In studying the Adoration of the Kings it is usual to take as a point of departure the drawing in the Louvre formerly in the Gallichon Collection, which shows one of his early attempts to arrive at the whole composition. In rejecting conventional patterns, he has lost the assurance and firmness of the Bonnat drawing. The touch is weak, the emphasis diffused, as if Leonardo was thinking aloud. But already he has discovered one of the chief motives of the final picture, the flow of adoration conveyed by figures kneeling and bending forward; and this is already contrasted with the detached vertical figure of the philosopher. He has also hit on the architectural motive of the background--the courtyard of a ruined palace of which only one side, with two staircases and a gallery, remains. Like the rest of the sheet, this architectural background is drawn with curious uncertainty and lack of perspective; and to correct this Leonardo made the only other study for the whole composition which has come down to us. This sheet, now in the Uffizi, is one of the most revealing of all his drawings. Ostensibly it is an exercise in formal perspective of a type common in Florence since Brunelleschi. The staircase wall of the courtyard with its two flights and elaborate arcades was sufficient pretext for such a study and is rendered with great mastery. Actually it is our earliest evidence of Leonardo's scientific attainments, and from the first science is made the scaffolding for his imagination. For this carefully measured courtyard has been invaded by an extraordinary retinue of ghosts; wild horses rear and toss their heads, agitated figures dart up the staircase and in and out of the arcades; and a camel, appearing for the first and last time in Leonardo's work, adds its exotic bulk to the dreamlike confusion of forms.
This drawing must date from an advanced stage in the development of the composition, since Leonardo has decided to transfer the staircase to the left, a decision involving some certainty in the disposition of the foreground figures. It is an indication of the immense pains he took over all his work that in the final version this elaborate drawing was not used. The ruined staircases were retained on the same plan, but in a different perspective.
In addition to these composition studies we have a number of drawings which can be related to the Uffizi Adoration. The most magical of these are silverpoint studies of horses, 1 in which the delicate medium is used to give a curious lunar quality of light. The figure sketches are in pen and ink, drawn with the light rapid stroke of Pollajuolo. They are notes of action, and some are simply leaves from sketchbooks of about this date, to which he naturally turned for suitable poses, following that practice which he was afterwards to recommend in the Trattato (95) of collecting and composing, in the long winter evenings, the nude studies done in the preceding summer. Others were done with the Adoration in mind, and show him preoccupied with two figures in particular, the youth bending forward with an expression of wonder, and the old man standing aloof in meditation. Both appear in perfected forms in the Uffizi picture, but for most of the figures no preliminary sketch survives. Our drawings for the Adoration, relatively abundant, can only be a fraction of the whole.  

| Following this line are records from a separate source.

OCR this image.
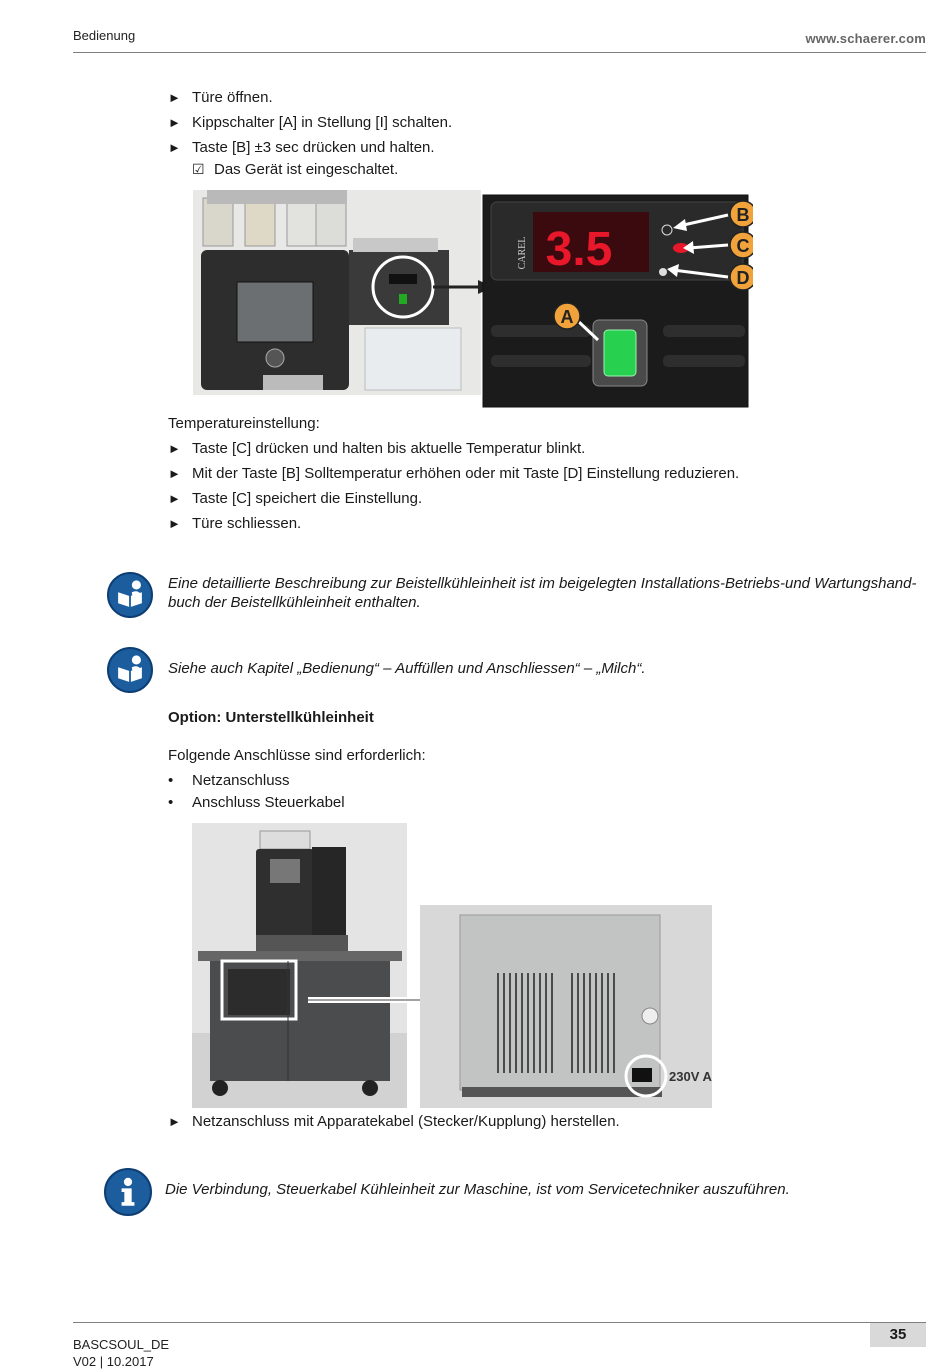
Bedienung	www.schaerer.com
► Türe öffnen.
► Kippschalter [A] in Stellung [I] schalten.
► Taste [B] ±3 sec drücken und halten.
☑ Das Gerät ist eingeschaltet.
3.5
CAREL
B
C
D
A
Temperatureinstellung:
► Taste [C] drücken und halten bis aktuelle Temperatur blinkt.
► Mit der Taste [B] Solltemperatur erhöhen oder mit Taste [D] Einstellung reduzieren.
► Taste [C] speichert die Einstellung.
► Türe schliessen.
Eine detaillierte Beschreibung zur Beistellkühleinheit ist im beigelegten Installations-Betriebs-und Wartungshand-
buch der Beistellkühleinheit enthalten.
Siehe auch Kapitel „Bedienung“ – Auffüllen und Anschliessen“ – „Milch“.
Option: Unterstellkühleinheit
Folgende Anschlüsse sind erforderlich:
• Netzanschluss
• Anschluss Steuerkabel
230V A
► Netzanschluss mit Apparatekabel (Stecker/Kupplung) herstellen.
Die Verbindung, Steuerkabel Kühleinheit zur Maschine, ist vom Servicetechniker auszuführen.
BASCSOUL_DE
V02 | 10.2017
35
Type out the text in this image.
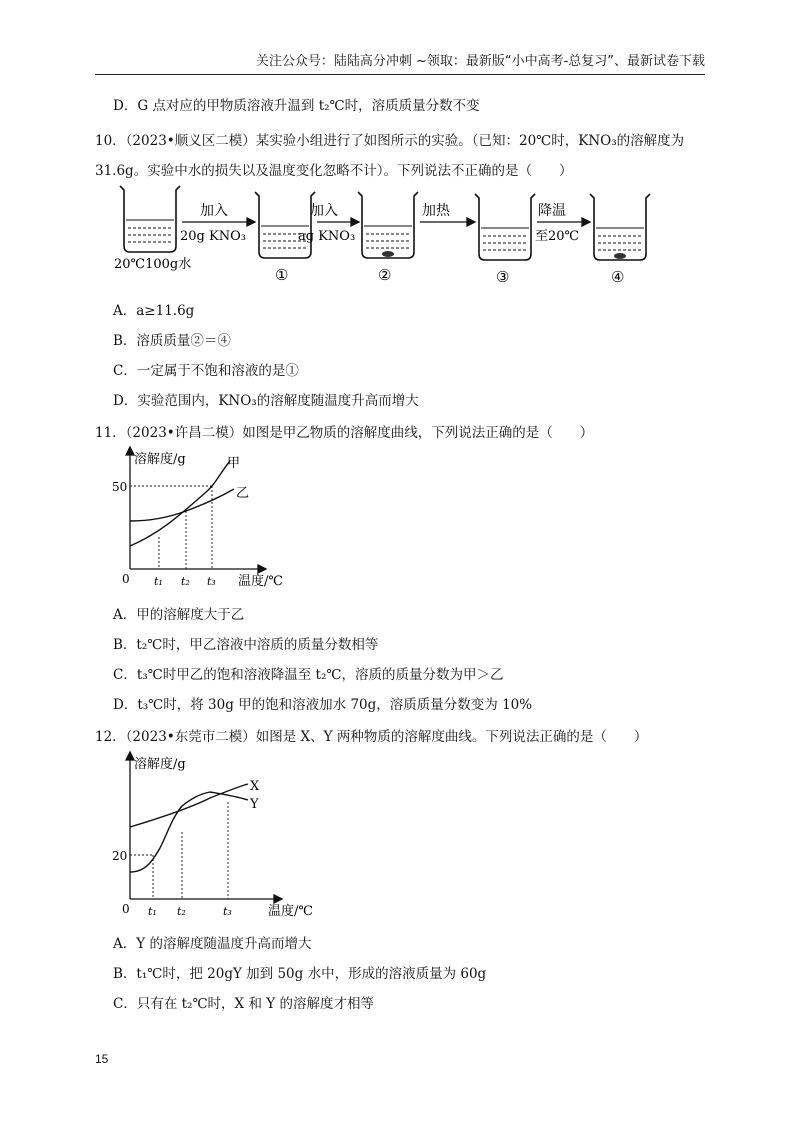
关注公众号：陆陆高分冲刺 ~领取：最新版“小中高考-总复习”、最新试卷下载
D．G 点对应的甲物质溶液升温到 t₂℃时，溶质质量分数不变
10．（2023•顺义区二模）某实验小组进行了如图所示的实验。（已知：20℃时，KNO₃的溶解度为
31.6g。实验中水的损失以及温度变化忽略不计）。下列说法不正确的是（　　）
加入
20g KNO₃
加入
ag KNO₃
加热	降温
至20℃
20℃100g水
①	②	③	④
A．a≥11.6g
B．溶质质量②＝④
C．一定属于不饱和溶液的是①
D．实验范围内，KNO₃的溶解度随温度升高而增大
11．（2023•许昌二模）如图是甲乙物质的溶解度曲线，下列说法正确的是（　　）
溶解度/g	甲
乙
50
0 t₁ t₂ t₃ 温度/℃
A．甲的溶解度大于乙
B．t₂℃时，甲乙溶液中溶质的质量分数相等
C．t₃℃时甲乙的饱和溶液降温至 t₂℃，溶质的质量分数为甲＞乙
D．t₃℃时，将 30g 甲的饱和溶液加水 70g，溶质质量分数变为 10%
12．（2023•东莞市二模）如图是 X、Y 两种物质的溶解度曲线。下列说法正确的是（　　）
溶解度/g
X
Y
20
0 t₁ t₂	t₃	温度/℃
A．Y 的溶解度随温度升高而增大
B．t₁℃时，把 20gY 加到 50g 水中，形成的溶液质量为 60g
C．只有在 t₂℃时，X 和 Y 的溶解度才相等
15
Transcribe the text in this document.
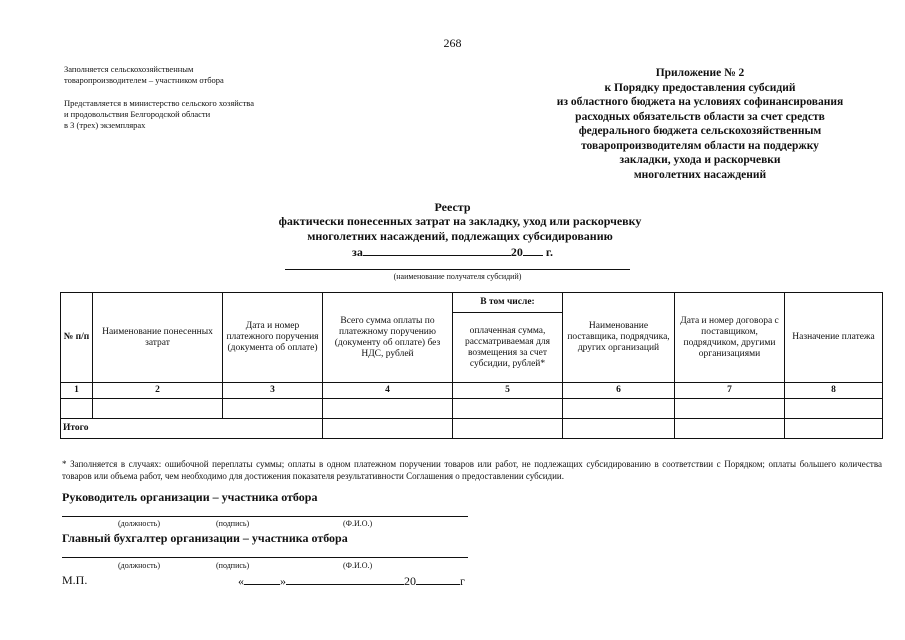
268
Заполняется сельскохозяйственным
товаропроизводителем – участником отбора
Представляется в министерство сельского хозяйства
и продовольствия Белгородской области
в 3 (трех) экземплярах
Приложение № 2
к Порядку предоставления субсидий
из областного бюджета на условиях софинансирования
расходных обязательств области за счет средств
федерального бюджета сельскохозяйственным
товаропроизводителям области на поддержку
закладки, ухода и раскорчевки
многолетних насаждений
Реестр
фактически понесенных затрат на закладку, уход или раскорчевку
многолетних насаждений, подлежащих субсидированию
за	20 г.
(наименование получателя субсидий)
№ п/п	Наименование понесенных затрат	Дата и номер платежного поручения (документа об оплате)	Всего сумма оплаты по платежному поручению (документу об оплате) без НДС, рублей	В том числе:	Наименование поставщика, подрядчика, других организаций	Дата и номер договора с поставщиком, подрядчиком, другими организациями	Назначение платежа
				оплаченная сумма, рассматриваемая для возмещения за счет субсидии, рублей*			
1	2	3	4	5	6	7	8

Итого							
* Заполняется в случаях: ошибочной переплаты суммы; оплаты в одном платежном поручении товаров или работ, не подлежащих субсидированию в соответствии с Порядком; оплаты большего количества товаров или объема работ, чем необходимо для достижения показателя результативности Соглашения о предоставлении субсидии.
Руководитель организации – участника отбора
(должность)	(подпись)	(Ф.И.О.)
Главный бухгалтер организации – участника отбора
(должность)	(подпись)	(Ф.И.О.)
М.П.	«	»	20	г
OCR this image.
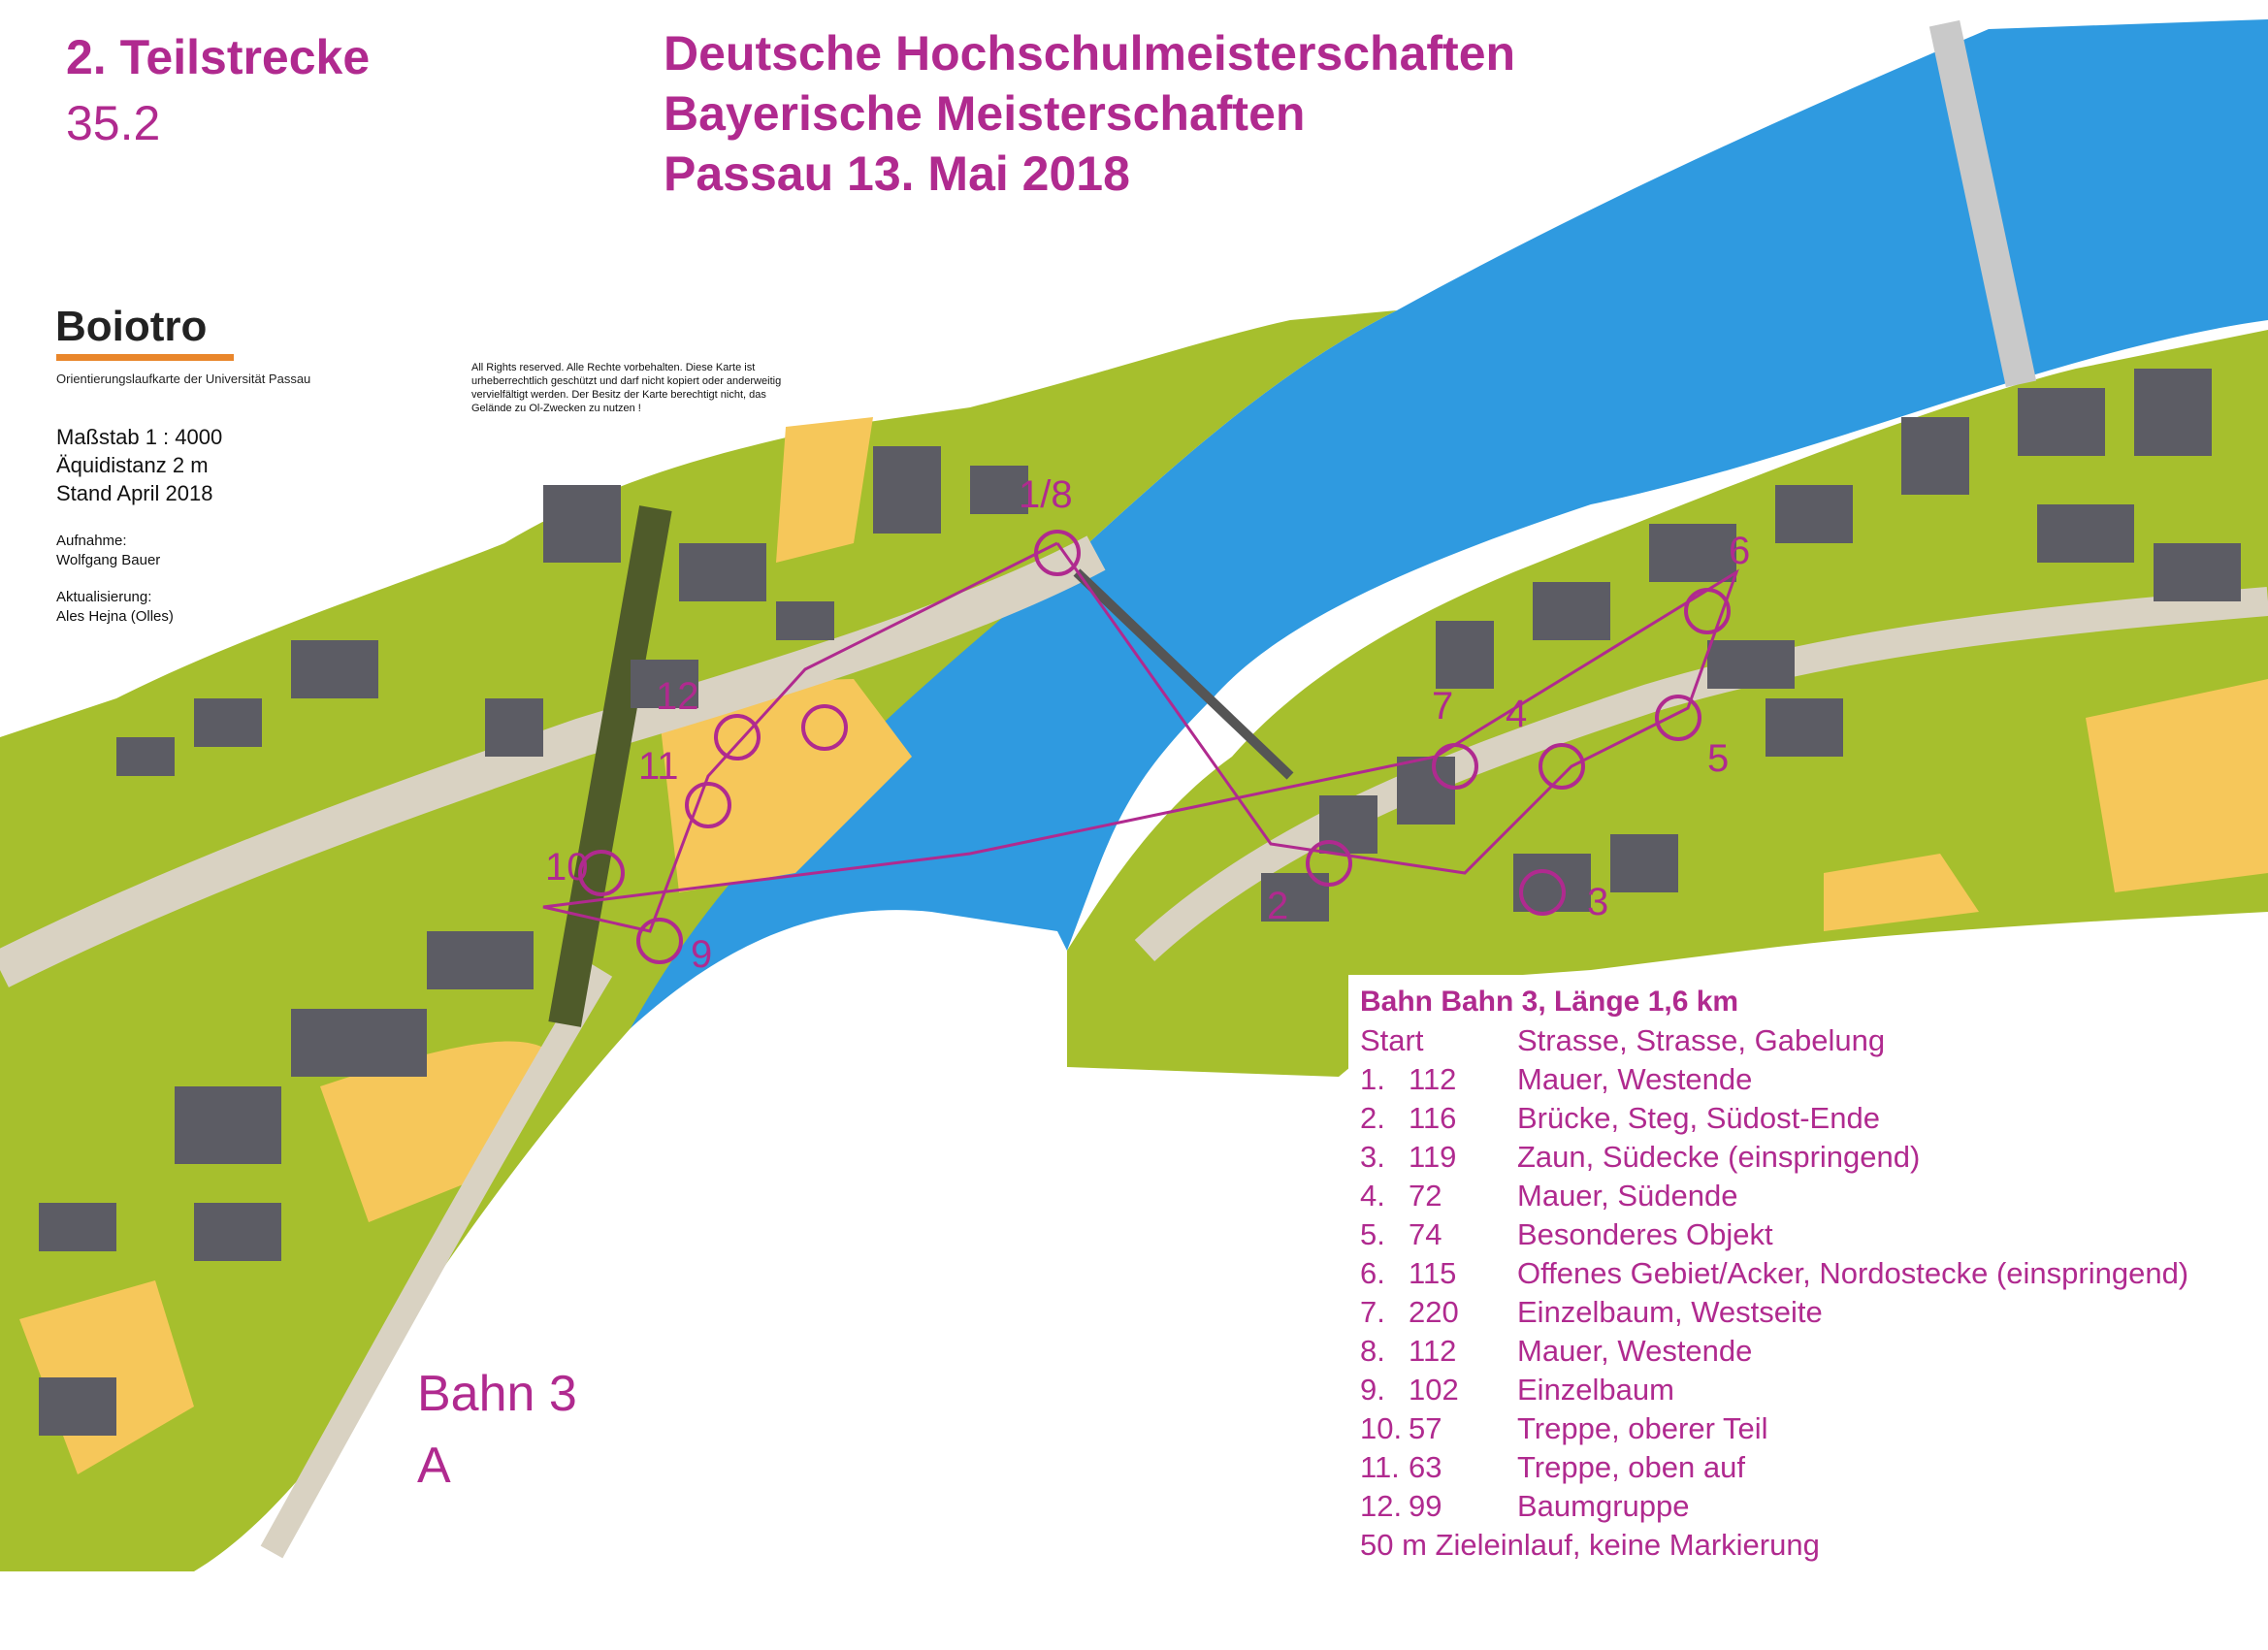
2. Teilstrecke
35.2
Deutsche Hochschulmeisterschaften
Bayerische Meisterschaften
Passau 13. Mai 2018
Boiotro
Orientierungslaufkarte der Universität Passau
Maßstab 1 : 4000
Äquidistanz 2 m
Stand April 2018
Aufnahme:
Wolfgang Bauer
Aktualisierung:
Ales Hejna (Olles)
All Rights reserved. Alle Rechte vorbehalten. Diese Karte ist urheberrechtlich geschützt und darf nicht kopiert oder anderweitig vervielfältigt werden. Der Besitz der Karte berechtigt nicht, das Gelände zu Ol-Zwecken zu nutzen !
1/8
2	3
4
5
6
7
9
10
11
12
Bahn 3
A
Bahn Bahn 3, Länge 1,6 km
Start	Strasse, Strasse, Gabelung
1. 112	Mauer, Westende
2. 116	Brücke, Steg, Südost-Ende
3. 119	Zaun, Südecke (einspringend)
4. 72	Mauer, Südende
5. 74	Besonderes Objekt
6. 115	Offenes Gebiet/Acker, Nordostecke (einspringend)
7. 220	Einzelbaum, Westseite
8. 112	Mauer, Westende
9. 102	Einzelbaum
10. 57	Treppe, oberer Teil
11. 63	Treppe, oben auf
12. 99	Baumgruppe
50 m Zieleinlauf, keine Markierung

The final composition has been made the subject of much ingenious analysis, some of it more exhaustive than the unfinished state of the picture will allow. But I may point out how the simple parallelism of the earlier compositions has been entirely superseded. Instead, the main lines form a triangle backed by an arc. The right side of the triangle is a relatively straight line from the kneeling King's foot to St Joseph, and is echoed in  the background by the line of the staircases. The left side rises in a series of curves, which are repeated in the arcades of the ruin, and supported by the leading gestures and glances. Round this triangle, an arc of shadowy figures flows like the Stream of Ocean of Ptolemaic geography. To stabilise this restless pattern Leonardo has placed four verticals, the two trees near the centre of the triangle, the two upright figures at its bases.
Even this bare, geometrical analysis of the composition gives a hint of its dramatic meaning. The symbolical homage of wisdom and science to a new faith is firmly expressed by the main figures; but pressing round them, like ghosts from the magical paganism of Apuleius, are those evasive creatures which writers on Leonardo are content to call angels. In the background, agitation of spirit inhabits the half-ruined construction of the intelligence. There remain the two figures at the sides, which seem to stand outside the scene, like leaders of a Greek chorus. To the left is the philosopher, whose noble form we saw in evolution. Morally and materially he has the grandeur of one of Masaccio's apostles. Opposite the Masaccio is a Giorgione: for no other name will fit the deeply romantic figure of a youth in armour on the right. He looks out of the picture with complete indifference, and as is usual with such detached figures a tradition has grown up that Leonardo has here portrayed himself. Whether or not this is true in a literal sense we cannot tell; but the student of Leonardo may feel that in these two figures of youth and age, moral and physical beauty, active and passive intelligence, he has indeed represented his own spirit, symbolising his dual nature as he does in those familiar expressions of his unconscious mind, the contrasted profiles.